Lors d’une conférence tenue hier à l’initiative du journal « Le Point », le Ministre de l’Intérieur et des outre-mer, Gérald Darmanin, a ravivé une rhétorique poussiéreuse et infantilisante vis-à-vis de nos pays de la dite outre-mer.
« Il faut savoir dire aux Ultramarins que vous n’aurez d’autonomie demain que si vous êtes capables de produire ce que vous mangez, ce que vous consommez comme électricité. Et c’est par la richesse économique que vous aurez des recettes. Ce n’est pas par des subventions. »
Avec ces propos, le ministre s’inscrit dans un courant de pensée d’un autre temps, laissant entendre que nous serions incapables de nous développer et que nous nous placerions dans une démarche de mendicité de subventions. Le ministre démontre ainsi sa méconnaissance et son mépris vis-à-vis de nos peuples et de leurs élus. Ce que nous demandons, ce sont justement les moyens qui nous permettront de prendre les décisions les plus adaptées à notre pays pour permettre son épanouissement économique, social et culturel. Ce que nous voulons c’est sortir d’un carcan qui nous maintient dans un sous-développement chronique.
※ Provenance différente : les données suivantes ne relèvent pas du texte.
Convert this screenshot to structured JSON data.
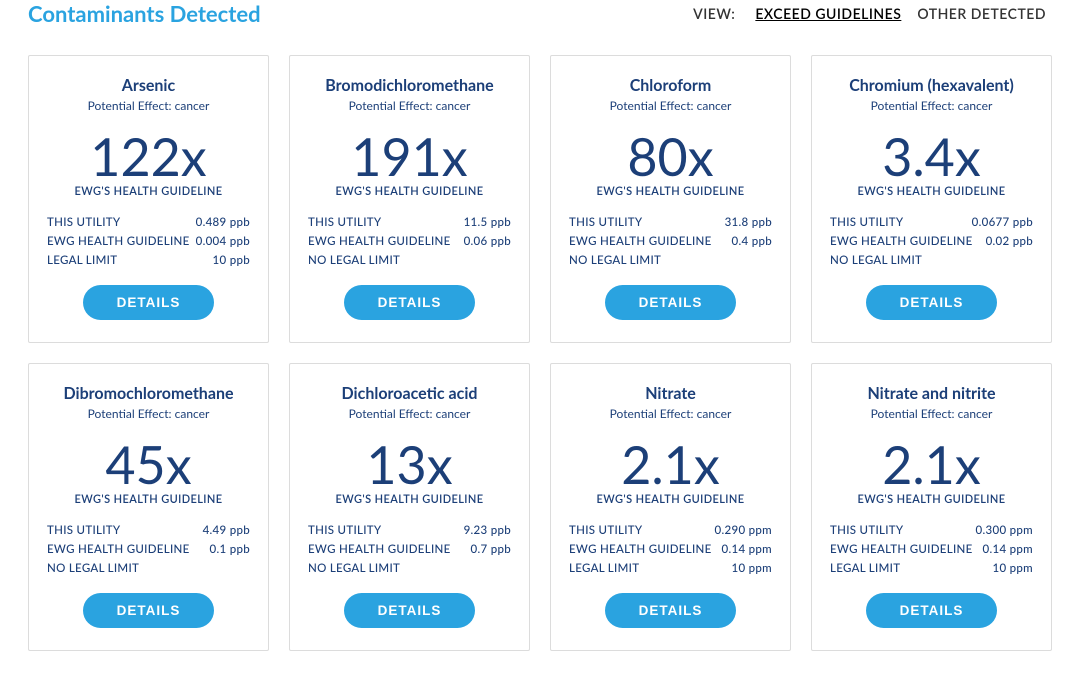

Contrairement à ce que dit le ministre, l’octroi de mer n’est pas « la première cause de l’inflation » en Martinique, même s’il doit être repensé. La vie chère prend racine dans l’éloignement des centres d’approvisionnement, dans l’étroitesse de nos marchés, dans notre insularité, dans notre impossibilité de commercer avec nos pays voisins en raison de normes qui nous en empêchent. La vie chère vient d’une histoire qui a fait de nous un comptoir destiné à produire en direction de l’Europe. C’est justement avec cela que nous voulons rompre pour construire un modèle qui nous soit propre.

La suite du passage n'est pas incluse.